Seaoil and Caltex increased per liter prices by P1.40 of gasoline and P6.10 of both diesel and kerosene.
PTT, Phoenix Petroleum and Clean Fuel adjusted per liter prices upward by P1.40 on gasoline and P6.10 on diesel.
The two straight weeks of hike brought the total increase to P2.10 per liter for gasoline, P8.70 per liter for diesel and P8.90 per liter for kerosene.
According to the Department of Energy (DOE), average Manila price per liter as of August 23, stood at P73.55 for gasoline; P74.25 for diesel; and P81.08 for kerosene.
The DOE said as of August 23, year-to-date adjustments of petroleum products summed up to a total net increase of P18.15 per liter for gasoline, P31.70 per liter for diesel and P27.10 per liter for kerosene.

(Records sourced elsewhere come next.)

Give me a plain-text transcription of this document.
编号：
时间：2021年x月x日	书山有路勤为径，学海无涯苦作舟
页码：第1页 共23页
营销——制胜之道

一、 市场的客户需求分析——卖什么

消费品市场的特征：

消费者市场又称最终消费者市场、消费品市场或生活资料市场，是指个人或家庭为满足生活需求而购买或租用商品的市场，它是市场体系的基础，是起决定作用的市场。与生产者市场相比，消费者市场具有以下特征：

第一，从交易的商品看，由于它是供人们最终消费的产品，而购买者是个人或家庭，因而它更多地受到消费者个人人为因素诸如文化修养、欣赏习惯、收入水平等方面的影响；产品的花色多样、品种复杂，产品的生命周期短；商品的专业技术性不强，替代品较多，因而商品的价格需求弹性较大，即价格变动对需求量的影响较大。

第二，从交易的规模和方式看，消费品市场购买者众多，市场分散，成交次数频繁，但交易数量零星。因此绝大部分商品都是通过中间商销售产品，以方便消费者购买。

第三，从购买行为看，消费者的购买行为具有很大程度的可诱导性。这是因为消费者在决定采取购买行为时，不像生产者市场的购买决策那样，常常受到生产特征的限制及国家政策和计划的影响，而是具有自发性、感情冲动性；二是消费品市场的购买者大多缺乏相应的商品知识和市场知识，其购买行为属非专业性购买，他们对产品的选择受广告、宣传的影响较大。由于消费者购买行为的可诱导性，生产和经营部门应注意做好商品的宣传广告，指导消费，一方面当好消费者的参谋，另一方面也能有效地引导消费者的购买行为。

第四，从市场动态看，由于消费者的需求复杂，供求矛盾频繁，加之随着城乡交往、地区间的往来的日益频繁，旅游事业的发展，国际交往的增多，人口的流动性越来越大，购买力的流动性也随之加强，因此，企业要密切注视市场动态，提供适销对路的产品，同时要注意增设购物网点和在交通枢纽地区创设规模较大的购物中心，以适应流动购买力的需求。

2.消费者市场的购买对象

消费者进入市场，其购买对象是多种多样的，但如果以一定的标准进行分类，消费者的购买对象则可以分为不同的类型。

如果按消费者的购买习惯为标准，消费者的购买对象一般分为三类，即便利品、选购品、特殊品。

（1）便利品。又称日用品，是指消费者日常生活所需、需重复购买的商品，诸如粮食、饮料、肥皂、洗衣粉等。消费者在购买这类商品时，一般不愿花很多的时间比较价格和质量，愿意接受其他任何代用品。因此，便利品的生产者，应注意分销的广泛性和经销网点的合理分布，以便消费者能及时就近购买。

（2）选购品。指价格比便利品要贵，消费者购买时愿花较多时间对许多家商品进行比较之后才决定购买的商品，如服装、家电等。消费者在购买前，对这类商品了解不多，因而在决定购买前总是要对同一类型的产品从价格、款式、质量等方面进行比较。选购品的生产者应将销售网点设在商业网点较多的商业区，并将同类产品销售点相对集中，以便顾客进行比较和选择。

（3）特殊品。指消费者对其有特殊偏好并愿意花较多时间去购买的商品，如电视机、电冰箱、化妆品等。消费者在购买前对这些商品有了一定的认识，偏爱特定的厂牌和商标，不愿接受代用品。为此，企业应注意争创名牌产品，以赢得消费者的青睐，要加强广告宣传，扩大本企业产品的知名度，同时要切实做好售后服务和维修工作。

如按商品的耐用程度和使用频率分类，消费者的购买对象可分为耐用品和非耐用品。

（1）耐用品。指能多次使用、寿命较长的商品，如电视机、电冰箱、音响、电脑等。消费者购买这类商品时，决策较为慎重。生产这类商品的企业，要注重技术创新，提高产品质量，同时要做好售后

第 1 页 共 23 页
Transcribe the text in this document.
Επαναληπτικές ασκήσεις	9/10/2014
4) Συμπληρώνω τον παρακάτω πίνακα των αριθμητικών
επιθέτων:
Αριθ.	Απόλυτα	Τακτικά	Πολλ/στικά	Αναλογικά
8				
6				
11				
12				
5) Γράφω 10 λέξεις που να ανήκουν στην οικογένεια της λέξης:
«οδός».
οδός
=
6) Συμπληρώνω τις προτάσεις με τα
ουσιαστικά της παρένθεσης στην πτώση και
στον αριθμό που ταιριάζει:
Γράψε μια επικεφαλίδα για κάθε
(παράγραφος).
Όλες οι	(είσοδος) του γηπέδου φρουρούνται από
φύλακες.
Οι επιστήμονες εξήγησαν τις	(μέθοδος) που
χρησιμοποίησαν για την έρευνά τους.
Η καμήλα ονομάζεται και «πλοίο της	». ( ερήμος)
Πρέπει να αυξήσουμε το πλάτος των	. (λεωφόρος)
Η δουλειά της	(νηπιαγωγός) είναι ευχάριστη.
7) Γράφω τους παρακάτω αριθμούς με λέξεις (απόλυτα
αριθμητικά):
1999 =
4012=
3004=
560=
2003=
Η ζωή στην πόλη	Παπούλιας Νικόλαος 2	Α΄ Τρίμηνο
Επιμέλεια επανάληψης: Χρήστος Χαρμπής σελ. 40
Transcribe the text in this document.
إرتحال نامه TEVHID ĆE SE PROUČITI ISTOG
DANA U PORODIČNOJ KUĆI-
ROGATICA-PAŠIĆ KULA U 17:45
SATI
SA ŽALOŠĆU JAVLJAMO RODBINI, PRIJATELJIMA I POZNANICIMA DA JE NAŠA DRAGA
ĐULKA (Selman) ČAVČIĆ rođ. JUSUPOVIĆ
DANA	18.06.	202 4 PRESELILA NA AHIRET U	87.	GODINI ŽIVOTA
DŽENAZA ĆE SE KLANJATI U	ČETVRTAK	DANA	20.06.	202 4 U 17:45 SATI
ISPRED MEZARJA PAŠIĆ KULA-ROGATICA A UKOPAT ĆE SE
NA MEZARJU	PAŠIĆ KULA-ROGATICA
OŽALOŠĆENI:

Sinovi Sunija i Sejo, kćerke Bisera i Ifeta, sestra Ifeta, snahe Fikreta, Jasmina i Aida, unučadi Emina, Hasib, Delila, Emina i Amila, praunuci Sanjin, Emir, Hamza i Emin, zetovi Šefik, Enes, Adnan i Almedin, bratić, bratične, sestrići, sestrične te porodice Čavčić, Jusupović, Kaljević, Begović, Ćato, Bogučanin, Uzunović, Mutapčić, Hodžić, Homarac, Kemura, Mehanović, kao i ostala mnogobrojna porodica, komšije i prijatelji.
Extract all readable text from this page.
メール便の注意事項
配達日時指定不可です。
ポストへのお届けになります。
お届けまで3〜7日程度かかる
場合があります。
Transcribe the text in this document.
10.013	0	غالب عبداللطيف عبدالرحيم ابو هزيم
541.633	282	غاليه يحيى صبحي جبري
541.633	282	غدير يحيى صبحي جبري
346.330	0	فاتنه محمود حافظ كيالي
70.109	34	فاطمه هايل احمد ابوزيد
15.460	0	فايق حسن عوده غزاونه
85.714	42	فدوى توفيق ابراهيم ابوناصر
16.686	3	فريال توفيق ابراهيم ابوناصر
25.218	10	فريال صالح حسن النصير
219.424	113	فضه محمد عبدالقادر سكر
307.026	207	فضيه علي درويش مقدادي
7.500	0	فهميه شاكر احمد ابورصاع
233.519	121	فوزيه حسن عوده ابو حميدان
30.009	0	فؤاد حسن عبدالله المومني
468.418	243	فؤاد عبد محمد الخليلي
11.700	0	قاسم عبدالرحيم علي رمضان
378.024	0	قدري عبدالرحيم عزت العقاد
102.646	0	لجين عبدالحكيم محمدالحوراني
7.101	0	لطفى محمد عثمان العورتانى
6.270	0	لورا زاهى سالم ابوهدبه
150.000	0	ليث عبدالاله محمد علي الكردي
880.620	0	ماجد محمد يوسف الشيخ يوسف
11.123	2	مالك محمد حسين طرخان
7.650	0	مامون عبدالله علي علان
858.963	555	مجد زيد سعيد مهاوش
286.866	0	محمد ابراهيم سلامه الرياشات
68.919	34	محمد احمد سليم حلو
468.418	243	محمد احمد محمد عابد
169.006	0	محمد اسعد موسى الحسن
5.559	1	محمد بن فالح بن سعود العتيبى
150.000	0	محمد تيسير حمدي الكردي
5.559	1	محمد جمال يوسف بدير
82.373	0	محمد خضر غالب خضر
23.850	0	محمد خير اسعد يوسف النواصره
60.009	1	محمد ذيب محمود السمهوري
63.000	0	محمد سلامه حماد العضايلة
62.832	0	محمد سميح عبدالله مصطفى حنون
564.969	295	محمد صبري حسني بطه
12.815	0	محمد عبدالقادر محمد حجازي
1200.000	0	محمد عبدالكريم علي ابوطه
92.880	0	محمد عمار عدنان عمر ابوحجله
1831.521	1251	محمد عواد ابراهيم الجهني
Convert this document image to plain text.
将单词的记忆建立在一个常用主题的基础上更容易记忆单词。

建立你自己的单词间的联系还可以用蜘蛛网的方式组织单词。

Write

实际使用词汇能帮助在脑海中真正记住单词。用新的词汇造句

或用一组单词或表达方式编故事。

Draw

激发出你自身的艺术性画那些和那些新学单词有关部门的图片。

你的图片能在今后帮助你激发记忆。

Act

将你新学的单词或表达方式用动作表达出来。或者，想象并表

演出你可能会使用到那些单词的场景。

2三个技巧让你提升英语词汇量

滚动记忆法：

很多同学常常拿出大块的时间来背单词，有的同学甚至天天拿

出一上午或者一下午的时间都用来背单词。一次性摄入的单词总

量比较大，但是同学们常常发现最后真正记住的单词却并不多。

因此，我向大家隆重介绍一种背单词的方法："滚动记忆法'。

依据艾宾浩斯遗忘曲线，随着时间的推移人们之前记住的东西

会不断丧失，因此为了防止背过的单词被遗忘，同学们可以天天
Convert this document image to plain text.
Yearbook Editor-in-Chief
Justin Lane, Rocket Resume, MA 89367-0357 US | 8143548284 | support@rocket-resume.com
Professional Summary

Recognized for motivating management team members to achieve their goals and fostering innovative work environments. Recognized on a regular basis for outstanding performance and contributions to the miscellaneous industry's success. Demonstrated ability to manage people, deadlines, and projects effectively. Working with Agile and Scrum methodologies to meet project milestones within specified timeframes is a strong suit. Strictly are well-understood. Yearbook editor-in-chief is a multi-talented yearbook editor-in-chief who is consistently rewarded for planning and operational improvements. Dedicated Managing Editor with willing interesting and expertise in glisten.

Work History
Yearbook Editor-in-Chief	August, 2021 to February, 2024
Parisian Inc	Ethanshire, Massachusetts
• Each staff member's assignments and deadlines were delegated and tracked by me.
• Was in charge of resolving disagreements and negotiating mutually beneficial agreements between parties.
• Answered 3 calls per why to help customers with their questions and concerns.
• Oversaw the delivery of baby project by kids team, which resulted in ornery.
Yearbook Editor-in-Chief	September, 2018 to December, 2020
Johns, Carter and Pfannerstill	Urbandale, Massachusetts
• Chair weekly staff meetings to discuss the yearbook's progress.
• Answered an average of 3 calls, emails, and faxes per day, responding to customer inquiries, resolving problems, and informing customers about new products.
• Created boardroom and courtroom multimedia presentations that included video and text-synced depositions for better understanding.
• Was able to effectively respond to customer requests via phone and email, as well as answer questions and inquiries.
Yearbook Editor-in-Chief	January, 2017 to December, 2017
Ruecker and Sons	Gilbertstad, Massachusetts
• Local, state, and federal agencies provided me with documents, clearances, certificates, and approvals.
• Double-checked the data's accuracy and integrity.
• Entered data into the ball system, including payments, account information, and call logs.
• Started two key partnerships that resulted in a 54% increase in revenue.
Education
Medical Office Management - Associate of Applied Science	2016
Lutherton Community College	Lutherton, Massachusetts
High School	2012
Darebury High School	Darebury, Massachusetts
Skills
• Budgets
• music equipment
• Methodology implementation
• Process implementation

Reuters reported that as of Friday last week, Brent crude futures settled at $100.99 a barrel with US West Texas Intermediate ending at $93.06 per barrel.
The report said Saudi Arabia flagged the possibility of production cuts to offset the return of production from Iran if it successfully strikes a nuclear deal with the US.
It added the United Arab Emirates also expressed support to Saudi Arabia’s pronouncement on adjusting the crude markets.
Analysts said the price increase could have been higher if not for US Federal Reserve chairman Jerome Powell’s statement that a tight monetary policy may be implemented “for some time” in order to fight inflation.
The official said this raises risks of slower growth, a weaker job market and issues for households and businesses.